First, determine whether you want to apply your knowledge to helping a business solve its problems, or whether you want to work purely on the research side.
Try an internship – there are more and more data science internship offers out there. Take the opportunity to see what you like. You might specialise in one direction later in your career, but for your first jobs and while you’re still learning, it’s about finding what you like.
Don’t get stuck focusing too much on any one particular language. If you’re comfortable with Python, then the company should adapt to Python. If you’re working with R, the company should adapt to R. Don’t be too closed-minded about one technology over another… it won’t matter anyway in 5 years as things evolve and you have to learn the newest language!
Data scientists are always focused on technology and algorithms, but my advice is to seek out the business value in what you do, and understand the impact on the company. This will make the difference between being a good data scientist, and being a good data scientist with a job!
What do you like most about your profession? What motivates you?
What I like most is developing products and the strategic side of solving problems for companies. I’m very interested in how we can expand data science usage to other types of fields and businesses, outside of the digital, ecommerce and classifieds sectors. What motivates me is helping companies understand what they want to achieve, and then accomplishing it with the right data, developments, and data scientist talent.
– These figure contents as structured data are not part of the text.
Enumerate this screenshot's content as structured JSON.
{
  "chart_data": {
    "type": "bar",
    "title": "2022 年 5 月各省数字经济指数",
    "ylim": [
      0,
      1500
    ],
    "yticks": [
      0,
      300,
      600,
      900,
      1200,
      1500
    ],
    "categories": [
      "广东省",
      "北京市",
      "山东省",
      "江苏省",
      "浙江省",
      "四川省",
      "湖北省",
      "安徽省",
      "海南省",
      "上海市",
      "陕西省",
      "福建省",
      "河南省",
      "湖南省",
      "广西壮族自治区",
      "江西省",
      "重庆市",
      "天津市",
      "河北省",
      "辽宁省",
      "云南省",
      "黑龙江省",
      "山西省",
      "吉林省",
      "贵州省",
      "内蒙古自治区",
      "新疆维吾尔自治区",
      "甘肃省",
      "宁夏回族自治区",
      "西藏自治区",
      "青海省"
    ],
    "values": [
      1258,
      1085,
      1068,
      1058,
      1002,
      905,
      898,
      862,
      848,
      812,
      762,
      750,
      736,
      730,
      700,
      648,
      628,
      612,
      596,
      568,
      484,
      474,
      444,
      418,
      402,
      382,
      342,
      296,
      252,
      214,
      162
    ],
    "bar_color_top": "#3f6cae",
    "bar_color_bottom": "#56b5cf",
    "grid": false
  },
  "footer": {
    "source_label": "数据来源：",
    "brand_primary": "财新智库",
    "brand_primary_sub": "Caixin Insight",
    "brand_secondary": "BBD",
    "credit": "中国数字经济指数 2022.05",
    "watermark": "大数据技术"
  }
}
How do you see data science and machine learning evolving over the next decade?
Globally, we’re moving more to the cloud, and we’re increasingly able to solve problems now that we are scaling up: Clusters are cheaper and more powerful, we can stream data at scale. This is a good starting point and it is only going to improve over time.
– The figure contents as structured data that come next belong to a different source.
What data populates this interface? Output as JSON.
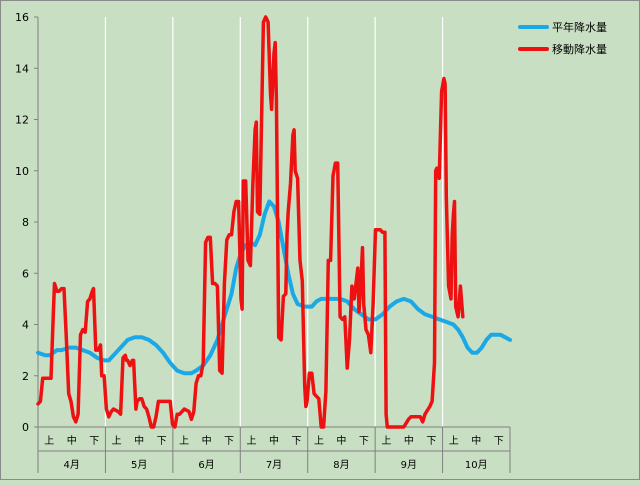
{
  "chart_data": {
    "type": "line",
    "title": "",
    "xlabel": "",
    "ylabel": "",
    "ylim": [
      0,
      16
    ],
    "yticks": [
      0,
      2,
      4,
      6,
      8,
      10,
      12,
      14,
      16
    ],
    "grid": "vertical at month boundaries",
    "legend_position": "top-right",
    "months": [
      "4月",
      "5月",
      "6月",
      "7月",
      "8月",
      "9月",
      "10月"
    ],
    "dekads": [
      "上",
      "中",
      "下"
    ],
    "series": [
      {
        "name": "平年降水量",
        "color": "#1aa8e6",
        "points": [
          [
            0,
            2.9
          ],
          [
            0.3,
            2.8
          ],
          [
            0.5,
            2.8
          ],
          [
            0.8,
            3.0
          ],
          [
            1.0,
            3.0
          ],
          [
            1.3,
            3.1
          ],
          [
            1.6,
            3.1
          ],
          [
            1.9,
            3.0
          ],
          [
            2.2,
            2.9
          ],
          [
            2.5,
            2.7
          ],
          [
            2.8,
            2.6
          ],
          [
            3.0,
            2.6
          ],
          [
            3.2,
            2.8
          ],
          [
            3.5,
            3.1
          ],
          [
            3.8,
            3.4
          ],
          [
            4.1,
            3.5
          ],
          [
            4.4,
            3.5
          ],
          [
            4.7,
            3.4
          ],
          [
            5.0,
            3.2
          ],
          [
            5.3,
            2.9
          ],
          [
            5.6,
            2.5
          ],
          [
            5.9,
            2.2
          ],
          [
            6.2,
            2.1
          ],
          [
            6.5,
            2.1
          ],
          [
            6.7,
            2.2
          ],
          [
            7.0,
            2.4
          ],
          [
            7.3,
            2.8
          ],
          [
            7.6,
            3.4
          ],
          [
            7.9,
            4.3
          ],
          [
            8.2,
            5.2
          ],
          [
            8.4,
            6.2
          ],
          [
            8.6,
            6.8
          ],
          [
            8.8,
            7.1
          ],
          [
            9.0,
            7.2
          ],
          [
            9.2,
            7.1
          ],
          [
            9.4,
            7.5
          ],
          [
            9.6,
            8.3
          ],
          [
            9.8,
            8.8
          ],
          [
            10.0,
            8.6
          ],
          [
            10.2,
            8.0
          ],
          [
            10.4,
            7.0
          ],
          [
            10.6,
            6.0
          ],
          [
            10.8,
            5.2
          ],
          [
            11.0,
            4.8
          ],
          [
            11.3,
            4.7
          ],
          [
            11.6,
            4.7
          ],
          [
            11.8,
            4.9
          ],
          [
            12.0,
            5.0
          ],
          [
            12.4,
            5.0
          ],
          [
            12.8,
            5.0
          ],
          [
            13.1,
            4.9
          ],
          [
            13.4,
            4.6
          ],
          [
            13.7,
            4.4
          ],
          [
            14.0,
            4.2
          ],
          [
            14.3,
            4.2
          ],
          [
            14.6,
            4.4
          ],
          [
            14.9,
            4.7
          ],
          [
            15.2,
            4.9
          ],
          [
            15.5,
            5.0
          ],
          [
            15.8,
            4.9
          ],
          [
            16.1,
            4.6
          ],
          [
            16.4,
            4.4
          ],
          [
            16.7,
            4.3
          ],
          [
            17.0,
            4.2
          ],
          [
            17.3,
            4.1
          ],
          [
            17.6,
            4.0
          ],
          [
            17.8,
            3.8
          ],
          [
            18.0,
            3.5
          ],
          [
            18.2,
            3.1
          ],
          [
            18.4,
            2.9
          ],
          [
            18.6,
            2.9
          ],
          [
            18.8,
            3.1
          ],
          [
            19.0,
            3.4
          ],
          [
            19.2,
            3.6
          ],
          [
            19.6,
            3.6
          ],
          [
            19.8,
            3.5
          ],
          [
            20.0,
            3.4
          ]
        ]
      },
      {
        "name": "移動降水量",
        "color": "#ee1111",
        "points": [
          [
            0,
            0.9
          ],
          [
            0.1,
            1.0
          ],
          [
            0.2,
            1.9
          ],
          [
            0.4,
            1.9
          ],
          [
            0.55,
            1.9
          ],
          [
            0.65,
            4.4
          ],
          [
            0.7,
            5.6
          ],
          [
            0.8,
            5.3
          ],
          [
            0.9,
            5.3
          ],
          [
            1.0,
            5.4
          ],
          [
            1.1,
            5.4
          ],
          [
            1.2,
            3.5
          ],
          [
            1.3,
            1.3
          ],
          [
            1.4,
            1.0
          ],
          [
            1.5,
            0.4
          ],
          [
            1.6,
            0.2
          ],
          [
            1.7,
            0.5
          ],
          [
            1.8,
            3.6
          ],
          [
            1.9,
            3.8
          ],
          [
            2.0,
            3.7
          ],
          [
            2.1,
            4.9
          ],
          [
            2.2,
            5.0
          ],
          [
            2.3,
            5.3
          ],
          [
            2.35,
            5.4
          ],
          [
            2.45,
            3.0
          ],
          [
            2.55,
            3.0
          ],
          [
            2.65,
            3.2
          ],
          [
            2.7,
            2.0
          ],
          [
            2.8,
            2.0
          ],
          [
            2.9,
            0.7
          ],
          [
            3.0,
            0.4
          ],
          [
            3.1,
            0.6
          ],
          [
            3.2,
            0.7
          ],
          [
            3.4,
            0.6
          ],
          [
            3.5,
            0.5
          ],
          [
            3.6,
            2.7
          ],
          [
            3.7,
            2.8
          ],
          [
            3.75,
            2.6
          ],
          [
            3.8,
            2.6
          ],
          [
            3.9,
            2.4
          ],
          [
            4.0,
            2.6
          ],
          [
            4.05,
            2.6
          ],
          [
            4.15,
            0.7
          ],
          [
            4.2,
            1.0
          ],
          [
            4.3,
            1.1
          ],
          [
            4.4,
            1.1
          ],
          [
            4.5,
            0.8
          ],
          [
            4.6,
            0.7
          ],
          [
            4.7,
            0.4
          ],
          [
            4.8,
            0.0
          ],
          [
            4.9,
            0.0
          ],
          [
            5.0,
            0.4
          ],
          [
            5.1,
            1.0
          ],
          [
            5.3,
            1.0
          ],
          [
            5.5,
            1.0
          ],
          [
            5.6,
            1.0
          ],
          [
            5.7,
            0.1
          ],
          [
            5.8,
            0.0
          ],
          [
            5.9,
            0.5
          ],
          [
            6.0,
            0.5
          ],
          [
            6.2,
            0.7
          ],
          [
            6.4,
            0.6
          ],
          [
            6.5,
            0.3
          ],
          [
            6.6,
            0.6
          ],
          [
            6.7,
            1.7
          ],
          [
            6.8,
            2.0
          ],
          [
            6.9,
            2.0
          ],
          [
            7.0,
            2.5
          ],
          [
            7.1,
            7.2
          ],
          [
            7.2,
            7.4
          ],
          [
            7.3,
            7.4
          ],
          [
            7.4,
            5.6
          ],
          [
            7.5,
            5.6
          ],
          [
            7.6,
            5.5
          ],
          [
            7.7,
            2.2
          ],
          [
            7.8,
            2.1
          ],
          [
            7.9,
            5.6
          ],
          [
            8.0,
            7.3
          ],
          [
            8.1,
            7.5
          ],
          [
            8.2,
            7.5
          ],
          [
            8.3,
            8.4
          ],
          [
            8.4,
            8.8
          ],
          [
            8.5,
            8.8
          ],
          [
            8.6,
            5.0
          ],
          [
            8.65,
            4.6
          ],
          [
            8.7,
            9.6
          ],
          [
            8.8,
            9.6
          ],
          [
            8.9,
            6.5
          ],
          [
            9.0,
            6.3
          ],
          [
            9.1,
            9.4
          ],
          [
            9.2,
            11.6
          ],
          [
            9.25,
            11.9
          ],
          [
            9.3,
            8.4
          ],
          [
            9.4,
            8.3
          ],
          [
            9.55,
            15.8
          ],
          [
            9.65,
            16.0
          ],
          [
            9.75,
            15.8
          ],
          [
            9.85,
            13.0
          ],
          [
            9.9,
            12.4
          ],
          [
            10.0,
            14.6
          ],
          [
            10.05,
            15.0
          ],
          [
            10.1,
            12.8
          ],
          [
            10.2,
            3.5
          ],
          [
            10.3,
            3.4
          ],
          [
            10.4,
            5.1
          ],
          [
            10.5,
            5.2
          ],
          [
            10.55,
            7.5
          ],
          [
            10.6,
            8.4
          ],
          [
            10.7,
            9.5
          ],
          [
            10.8,
            11.4
          ],
          [
            10.85,
            11.6
          ],
          [
            10.9,
            10.0
          ],
          [
            11.0,
            9.7
          ],
          [
            11.1,
            6.5
          ],
          [
            11.2,
            5.7
          ],
          [
            11.3,
            1.6
          ],
          [
            11.35,
            0.8
          ],
          [
            11.4,
            1.0
          ],
          [
            11.5,
            2.1
          ],
          [
            11.6,
            2.1
          ],
          [
            11.7,
            1.3
          ],
          [
            11.8,
            1.2
          ],
          [
            11.9,
            1.1
          ],
          [
            12.0,
            0.0
          ],
          [
            12.1,
            0.0
          ],
          [
            12.2,
            1.4
          ],
          [
            12.3,
            6.5
          ],
          [
            12.4,
            6.5
          ],
          [
            12.5,
            9.8
          ],
          [
            12.6,
            10.3
          ],
          [
            12.7,
            10.3
          ],
          [
            12.8,
            4.3
          ],
          [
            12.9,
            4.2
          ],
          [
            13.0,
            4.3
          ],
          [
            13.1,
            2.3
          ],
          [
            13.2,
            3.4
          ],
          [
            13.3,
            5.5
          ],
          [
            13.4,
            5.0
          ],
          [
            13.5,
            5.8
          ],
          [
            13.55,
            6.2
          ],
          [
            13.6,
            4.5
          ],
          [
            13.7,
            6.0
          ],
          [
            13.75,
            7.0
          ],
          [
            13.8,
            4.8
          ],
          [
            13.9,
            3.8
          ],
          [
            14.0,
            3.6
          ],
          [
            14.1,
            2.9
          ],
          [
            14.2,
            4.8
          ],
          [
            14.3,
            7.7
          ],
          [
            14.5,
            7.7
          ],
          [
            14.6,
            7.6
          ],
          [
            14.7,
            7.6
          ],
          [
            14.75,
            0.5
          ],
          [
            14.8,
            0.0
          ],
          [
            15.0,
            0.0
          ],
          [
            15.3,
            0.0
          ],
          [
            15.5,
            0.0
          ],
          [
            15.7,
            0.3
          ],
          [
            15.8,
            0.4
          ],
          [
            16.0,
            0.4
          ],
          [
            16.1,
            0.4
          ],
          [
            16.2,
            0.4
          ],
          [
            16.3,
            0.2
          ],
          [
            16.4,
            0.5
          ],
          [
            16.6,
            0.8
          ],
          [
            16.7,
            1.0
          ],
          [
            16.8,
            2.5
          ],
          [
            16.85,
            10.0
          ],
          [
            16.9,
            10.1
          ],
          [
            17.0,
            9.7
          ],
          [
            17.1,
            13.1
          ],
          [
            17.2,
            13.6
          ],
          [
            17.25,
            13.4
          ],
          [
            17.3,
            9.0
          ],
          [
            17.4,
            5.5
          ],
          [
            17.5,
            5.0
          ],
          [
            17.55,
            7.5
          ],
          [
            17.6,
            8.3
          ],
          [
            17.65,
            8.8
          ],
          [
            17.7,
            4.7
          ],
          [
            17.8,
            4.3
          ],
          [
            17.9,
            5.5
          ],
          [
            18.0,
            4.3
          ]
        ]
      }
    ]
  }
}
I don’t see the technology ramping up disruptively, but rather machine learning will scale up and across a wider field of application. The maturity of machine learning is such that we can touch any kind of domain today, so I see data science being used and embraced in new sectors that were previously closed. Blockchain technology, augmented reality, virtual reality, speech recognition and neural-net will all have an impact in the next decade.
And the million-dollar question: Will machines overtake us all?
In the future, we’ll become even more interdependent on machines as they become more responsive. If we look at how we’re solving problems today using artificial intelligence and machine learning, it’s a question of optimisation – being more efficient, making more money. If we generalise that and try to optimise all around us, how long will it take the machines to realise that the humans are actually the bottleneck to these optimisations? [laughs]
We shouldn’t be afraid of this, though, because we can use this technology to our advantage in the interest of “augmented humanity”… bettering ourselves thanks to technology so that we won’t need to be replaced.